The Oregon Patient Protection and Affordable Care Act 1332 State Innovation Waiver – Oregon Reinsurance Program
The State of Oregon implemented a state-based reinsurance program using the
federal Patient Protection and Affordable Care Act (ACA) 1332 Waiver, effective 2018. State Innovation Waivers (also referred to as section 1332 waivers) allow states to pursue innovative strategies for providing residents with access to high quality, affordable health insurance while retaining the basic protections of the ACA.
This program is similar to the federal transitional reinsurance program that existed in the early years of the ACA. The Oregon Reinsurance Program (ORP) partially reimburses health insurance companies on the individual insurance marketplace for enrollees' accumulated health care claims under eligible ACA individual plans from the Oregon Health Insurance Marketplace. The parameters are set annually to help lower premium rates, stabilize the individual health insurance market, and expand coverage throughout the state. The parameters consist of a total value of health care cost per claimant, measured against a starting attachment point claim amount, below a maximum claim amount, and coinsurance rate. The ORP shares the high-cost claims with the insurer, which lessens the burden of the claimant.

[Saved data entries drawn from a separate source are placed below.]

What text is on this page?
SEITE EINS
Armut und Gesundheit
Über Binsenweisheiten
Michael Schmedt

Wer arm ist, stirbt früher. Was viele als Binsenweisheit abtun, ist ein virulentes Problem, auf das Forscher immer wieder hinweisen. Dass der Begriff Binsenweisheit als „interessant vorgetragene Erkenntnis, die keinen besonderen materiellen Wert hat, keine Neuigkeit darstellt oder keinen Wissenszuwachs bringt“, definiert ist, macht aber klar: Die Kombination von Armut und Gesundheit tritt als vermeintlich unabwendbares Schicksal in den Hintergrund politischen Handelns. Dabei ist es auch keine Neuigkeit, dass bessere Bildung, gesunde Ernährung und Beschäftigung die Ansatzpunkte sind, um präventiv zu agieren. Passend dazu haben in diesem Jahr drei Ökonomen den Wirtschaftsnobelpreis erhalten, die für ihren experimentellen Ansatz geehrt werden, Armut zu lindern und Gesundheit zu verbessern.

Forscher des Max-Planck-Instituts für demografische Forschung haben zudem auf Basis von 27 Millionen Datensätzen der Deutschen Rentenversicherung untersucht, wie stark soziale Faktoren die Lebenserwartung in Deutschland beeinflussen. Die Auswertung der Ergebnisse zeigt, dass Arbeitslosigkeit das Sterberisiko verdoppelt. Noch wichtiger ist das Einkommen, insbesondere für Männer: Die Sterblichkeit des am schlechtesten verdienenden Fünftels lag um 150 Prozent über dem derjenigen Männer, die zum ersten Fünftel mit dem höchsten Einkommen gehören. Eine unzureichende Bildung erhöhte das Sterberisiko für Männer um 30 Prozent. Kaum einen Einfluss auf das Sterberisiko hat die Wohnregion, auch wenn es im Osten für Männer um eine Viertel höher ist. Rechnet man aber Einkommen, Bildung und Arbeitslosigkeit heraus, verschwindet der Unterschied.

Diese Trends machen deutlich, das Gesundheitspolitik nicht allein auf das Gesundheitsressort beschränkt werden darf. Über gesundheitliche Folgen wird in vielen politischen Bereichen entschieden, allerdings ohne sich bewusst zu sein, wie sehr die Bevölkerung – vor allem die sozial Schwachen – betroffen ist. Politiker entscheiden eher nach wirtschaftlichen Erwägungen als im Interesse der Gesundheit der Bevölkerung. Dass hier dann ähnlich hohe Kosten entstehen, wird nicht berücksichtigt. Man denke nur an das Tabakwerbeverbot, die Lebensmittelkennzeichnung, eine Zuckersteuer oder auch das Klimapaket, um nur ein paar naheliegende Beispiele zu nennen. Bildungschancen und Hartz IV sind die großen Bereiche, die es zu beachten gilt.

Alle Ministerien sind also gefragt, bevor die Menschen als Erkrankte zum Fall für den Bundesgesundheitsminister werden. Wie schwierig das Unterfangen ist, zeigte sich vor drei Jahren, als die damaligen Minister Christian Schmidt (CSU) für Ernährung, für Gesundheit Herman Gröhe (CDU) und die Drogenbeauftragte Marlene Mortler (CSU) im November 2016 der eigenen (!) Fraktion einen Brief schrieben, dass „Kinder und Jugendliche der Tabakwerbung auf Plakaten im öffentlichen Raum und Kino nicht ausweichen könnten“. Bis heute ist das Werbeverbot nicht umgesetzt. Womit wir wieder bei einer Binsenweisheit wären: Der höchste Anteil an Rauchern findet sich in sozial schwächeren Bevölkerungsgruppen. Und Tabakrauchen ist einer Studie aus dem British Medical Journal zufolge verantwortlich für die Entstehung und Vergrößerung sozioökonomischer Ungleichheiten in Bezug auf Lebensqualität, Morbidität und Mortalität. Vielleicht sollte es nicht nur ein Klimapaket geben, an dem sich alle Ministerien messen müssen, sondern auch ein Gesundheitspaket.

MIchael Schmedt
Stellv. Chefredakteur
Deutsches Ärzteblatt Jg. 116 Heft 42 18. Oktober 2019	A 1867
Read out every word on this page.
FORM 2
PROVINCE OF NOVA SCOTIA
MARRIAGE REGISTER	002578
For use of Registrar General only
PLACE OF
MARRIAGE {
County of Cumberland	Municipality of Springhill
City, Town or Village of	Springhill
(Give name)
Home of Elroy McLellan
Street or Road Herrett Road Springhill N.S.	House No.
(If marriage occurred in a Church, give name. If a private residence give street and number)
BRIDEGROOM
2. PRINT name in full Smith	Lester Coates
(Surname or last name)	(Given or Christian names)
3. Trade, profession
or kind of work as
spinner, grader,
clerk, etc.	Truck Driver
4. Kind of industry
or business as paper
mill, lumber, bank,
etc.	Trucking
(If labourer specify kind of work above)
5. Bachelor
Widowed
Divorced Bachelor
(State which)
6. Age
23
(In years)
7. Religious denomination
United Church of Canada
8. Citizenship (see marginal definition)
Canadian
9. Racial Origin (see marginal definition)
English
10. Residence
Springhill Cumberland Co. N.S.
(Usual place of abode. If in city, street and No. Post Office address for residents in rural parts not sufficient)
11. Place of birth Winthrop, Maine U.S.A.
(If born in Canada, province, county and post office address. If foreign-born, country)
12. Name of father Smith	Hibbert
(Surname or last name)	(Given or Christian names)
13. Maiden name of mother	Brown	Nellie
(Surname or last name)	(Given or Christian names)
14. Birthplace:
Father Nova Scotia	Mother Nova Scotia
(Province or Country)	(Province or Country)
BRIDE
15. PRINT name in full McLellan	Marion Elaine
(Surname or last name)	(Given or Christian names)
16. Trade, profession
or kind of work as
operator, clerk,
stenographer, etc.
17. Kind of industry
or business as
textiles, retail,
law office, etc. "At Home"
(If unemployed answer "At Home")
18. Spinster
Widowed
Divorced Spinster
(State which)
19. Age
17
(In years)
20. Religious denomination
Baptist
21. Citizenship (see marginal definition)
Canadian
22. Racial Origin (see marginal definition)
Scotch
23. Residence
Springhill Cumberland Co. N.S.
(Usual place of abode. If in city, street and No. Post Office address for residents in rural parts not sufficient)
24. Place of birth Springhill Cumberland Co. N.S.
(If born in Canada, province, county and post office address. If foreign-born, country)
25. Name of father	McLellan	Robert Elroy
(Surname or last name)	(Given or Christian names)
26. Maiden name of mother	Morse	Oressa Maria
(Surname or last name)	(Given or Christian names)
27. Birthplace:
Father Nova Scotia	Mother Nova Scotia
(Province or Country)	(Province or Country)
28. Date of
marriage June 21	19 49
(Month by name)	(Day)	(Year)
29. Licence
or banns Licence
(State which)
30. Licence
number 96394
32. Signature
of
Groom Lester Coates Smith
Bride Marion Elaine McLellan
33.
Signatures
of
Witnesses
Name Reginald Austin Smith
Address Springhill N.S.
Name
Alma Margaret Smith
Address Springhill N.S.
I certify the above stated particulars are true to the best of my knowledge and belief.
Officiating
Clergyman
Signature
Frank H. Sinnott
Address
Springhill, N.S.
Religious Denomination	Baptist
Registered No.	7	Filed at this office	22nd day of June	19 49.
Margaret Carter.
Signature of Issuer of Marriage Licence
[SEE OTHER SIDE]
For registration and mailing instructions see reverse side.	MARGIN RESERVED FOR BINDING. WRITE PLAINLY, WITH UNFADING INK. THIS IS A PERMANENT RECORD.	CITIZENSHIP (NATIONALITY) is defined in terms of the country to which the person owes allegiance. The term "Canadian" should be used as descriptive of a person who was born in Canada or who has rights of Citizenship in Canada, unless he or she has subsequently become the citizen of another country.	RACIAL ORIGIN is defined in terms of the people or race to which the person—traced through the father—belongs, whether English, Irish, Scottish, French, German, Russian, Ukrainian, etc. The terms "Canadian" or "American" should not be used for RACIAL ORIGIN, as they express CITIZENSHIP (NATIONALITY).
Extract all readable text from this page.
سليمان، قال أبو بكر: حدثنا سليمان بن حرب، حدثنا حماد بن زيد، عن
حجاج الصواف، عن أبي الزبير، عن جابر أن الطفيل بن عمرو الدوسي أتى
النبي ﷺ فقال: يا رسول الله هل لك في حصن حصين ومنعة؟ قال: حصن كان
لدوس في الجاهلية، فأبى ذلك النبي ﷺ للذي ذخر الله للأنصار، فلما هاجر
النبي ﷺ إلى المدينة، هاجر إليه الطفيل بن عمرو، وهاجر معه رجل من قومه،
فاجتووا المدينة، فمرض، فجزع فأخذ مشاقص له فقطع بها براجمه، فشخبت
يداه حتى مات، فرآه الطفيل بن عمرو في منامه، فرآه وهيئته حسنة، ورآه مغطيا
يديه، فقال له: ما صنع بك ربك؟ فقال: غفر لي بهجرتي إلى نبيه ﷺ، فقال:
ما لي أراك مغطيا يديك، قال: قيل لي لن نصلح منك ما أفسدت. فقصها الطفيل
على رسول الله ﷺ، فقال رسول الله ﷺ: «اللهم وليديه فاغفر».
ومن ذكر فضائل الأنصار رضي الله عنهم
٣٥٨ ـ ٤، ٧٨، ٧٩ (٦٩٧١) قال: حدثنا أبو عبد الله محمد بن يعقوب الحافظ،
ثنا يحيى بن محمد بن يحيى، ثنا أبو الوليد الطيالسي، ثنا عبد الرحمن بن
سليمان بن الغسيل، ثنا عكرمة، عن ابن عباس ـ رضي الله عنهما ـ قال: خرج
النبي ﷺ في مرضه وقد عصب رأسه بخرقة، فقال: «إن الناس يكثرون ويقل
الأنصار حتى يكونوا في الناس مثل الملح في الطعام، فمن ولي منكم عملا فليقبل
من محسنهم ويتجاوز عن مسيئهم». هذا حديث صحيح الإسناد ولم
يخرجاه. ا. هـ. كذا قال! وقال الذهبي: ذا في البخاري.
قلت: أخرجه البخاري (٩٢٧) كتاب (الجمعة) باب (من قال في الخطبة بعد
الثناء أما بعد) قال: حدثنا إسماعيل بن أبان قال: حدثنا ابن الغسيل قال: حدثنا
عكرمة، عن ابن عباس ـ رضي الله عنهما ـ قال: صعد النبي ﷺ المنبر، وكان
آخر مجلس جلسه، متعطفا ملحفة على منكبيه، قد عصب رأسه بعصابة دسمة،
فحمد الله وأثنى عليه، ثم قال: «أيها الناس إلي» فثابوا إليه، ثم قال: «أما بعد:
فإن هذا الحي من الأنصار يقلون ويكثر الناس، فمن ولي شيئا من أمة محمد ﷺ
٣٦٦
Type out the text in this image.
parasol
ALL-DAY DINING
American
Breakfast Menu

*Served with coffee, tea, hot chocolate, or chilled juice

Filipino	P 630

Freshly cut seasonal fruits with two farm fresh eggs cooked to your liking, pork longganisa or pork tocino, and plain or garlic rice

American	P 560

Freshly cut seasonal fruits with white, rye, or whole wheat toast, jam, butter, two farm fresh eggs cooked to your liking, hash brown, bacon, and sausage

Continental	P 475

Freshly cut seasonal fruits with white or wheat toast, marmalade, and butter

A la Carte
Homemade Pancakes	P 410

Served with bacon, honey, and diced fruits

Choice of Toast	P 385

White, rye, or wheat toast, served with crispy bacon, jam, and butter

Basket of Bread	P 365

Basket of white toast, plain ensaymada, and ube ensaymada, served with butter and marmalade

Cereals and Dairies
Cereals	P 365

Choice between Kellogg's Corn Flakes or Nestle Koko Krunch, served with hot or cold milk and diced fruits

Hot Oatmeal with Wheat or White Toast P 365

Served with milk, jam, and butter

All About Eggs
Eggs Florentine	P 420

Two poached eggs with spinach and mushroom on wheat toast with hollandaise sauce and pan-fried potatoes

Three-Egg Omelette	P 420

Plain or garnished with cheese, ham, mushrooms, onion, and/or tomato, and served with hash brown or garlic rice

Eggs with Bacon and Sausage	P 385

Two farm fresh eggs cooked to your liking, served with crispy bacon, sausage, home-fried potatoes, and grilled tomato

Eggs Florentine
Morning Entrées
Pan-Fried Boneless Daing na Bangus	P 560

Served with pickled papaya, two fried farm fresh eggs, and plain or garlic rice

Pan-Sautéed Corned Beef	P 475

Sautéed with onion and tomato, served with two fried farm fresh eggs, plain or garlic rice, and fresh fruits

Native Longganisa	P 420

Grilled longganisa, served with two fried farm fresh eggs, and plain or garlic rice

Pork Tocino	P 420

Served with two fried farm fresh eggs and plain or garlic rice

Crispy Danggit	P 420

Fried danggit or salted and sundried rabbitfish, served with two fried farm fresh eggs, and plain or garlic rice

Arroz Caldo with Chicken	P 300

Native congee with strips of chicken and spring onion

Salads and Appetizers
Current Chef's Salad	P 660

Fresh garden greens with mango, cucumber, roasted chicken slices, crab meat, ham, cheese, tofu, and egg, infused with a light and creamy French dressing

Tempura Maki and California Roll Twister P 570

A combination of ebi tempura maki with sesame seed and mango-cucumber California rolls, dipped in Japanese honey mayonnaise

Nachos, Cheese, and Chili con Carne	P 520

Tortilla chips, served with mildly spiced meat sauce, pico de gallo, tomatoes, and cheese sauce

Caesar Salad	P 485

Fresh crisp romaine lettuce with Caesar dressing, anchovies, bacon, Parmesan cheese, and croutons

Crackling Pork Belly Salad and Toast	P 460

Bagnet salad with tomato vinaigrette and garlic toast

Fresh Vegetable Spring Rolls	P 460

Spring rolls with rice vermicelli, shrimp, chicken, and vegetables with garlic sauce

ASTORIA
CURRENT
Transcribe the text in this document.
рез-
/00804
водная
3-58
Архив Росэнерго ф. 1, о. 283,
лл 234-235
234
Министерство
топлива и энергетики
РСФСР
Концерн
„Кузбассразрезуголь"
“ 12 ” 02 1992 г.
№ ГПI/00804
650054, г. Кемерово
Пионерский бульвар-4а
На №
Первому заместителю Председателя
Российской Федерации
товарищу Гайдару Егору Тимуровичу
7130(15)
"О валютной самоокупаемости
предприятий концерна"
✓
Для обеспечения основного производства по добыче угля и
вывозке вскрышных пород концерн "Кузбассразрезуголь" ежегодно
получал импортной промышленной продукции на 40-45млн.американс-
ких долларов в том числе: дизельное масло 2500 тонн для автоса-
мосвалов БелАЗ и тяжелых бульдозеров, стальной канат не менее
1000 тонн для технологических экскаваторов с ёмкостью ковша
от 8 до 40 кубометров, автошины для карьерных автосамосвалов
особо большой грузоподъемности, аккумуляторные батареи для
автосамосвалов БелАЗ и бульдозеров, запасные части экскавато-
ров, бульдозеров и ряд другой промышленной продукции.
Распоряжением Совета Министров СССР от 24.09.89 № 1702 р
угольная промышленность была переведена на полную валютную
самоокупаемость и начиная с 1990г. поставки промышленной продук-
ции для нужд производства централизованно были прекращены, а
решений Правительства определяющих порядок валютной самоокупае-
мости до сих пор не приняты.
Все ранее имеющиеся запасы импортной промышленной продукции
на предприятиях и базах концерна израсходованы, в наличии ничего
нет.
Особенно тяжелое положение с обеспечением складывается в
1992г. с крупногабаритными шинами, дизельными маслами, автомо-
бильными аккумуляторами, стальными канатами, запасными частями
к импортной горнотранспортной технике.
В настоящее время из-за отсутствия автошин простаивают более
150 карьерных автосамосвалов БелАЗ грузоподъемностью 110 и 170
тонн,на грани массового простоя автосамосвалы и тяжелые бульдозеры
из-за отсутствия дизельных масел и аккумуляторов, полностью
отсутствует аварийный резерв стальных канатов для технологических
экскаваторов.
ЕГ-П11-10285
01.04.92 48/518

The ORP is funded by grants from the U.S. Department of Health and Human Services (HHS) and the U.S. Treasury, along with a 2 percent assessment imposed on commercial health premiums. Of the 2 percent assessment, 0.3 percent is retained by the ORP to reimburse eligible health insurers on the individual health insurance market. The remaining total assessment of about 1.7 percent is transferred to the Oregon Health Authority to fund Medicaid. As a result, Oregon's
Patient Protection and Affordable Care Act 1332 State Innovation and Empowerment Waiver helps lower the cost of health insurance plans throughout the state's 36 counties, all of which have four to six options per county.
HHS and Treasury must determine that the waiver will provide coverage that is at least as comprehensive as the coverage provided without the waiver; provide coverage and cost-sharing protections against excessive out-of-pocket spending that are a least as affordable without the waiver; provide coverage to at least a comparable number of residents as without the waiver; and not increase the federal deficit. This is done by calculating advanced premium tax credits, member enrollment, federal poverty levels, and comprehensive health plans cost per member. Those departments then pass the net savings back to Oregon to help fund the ORP.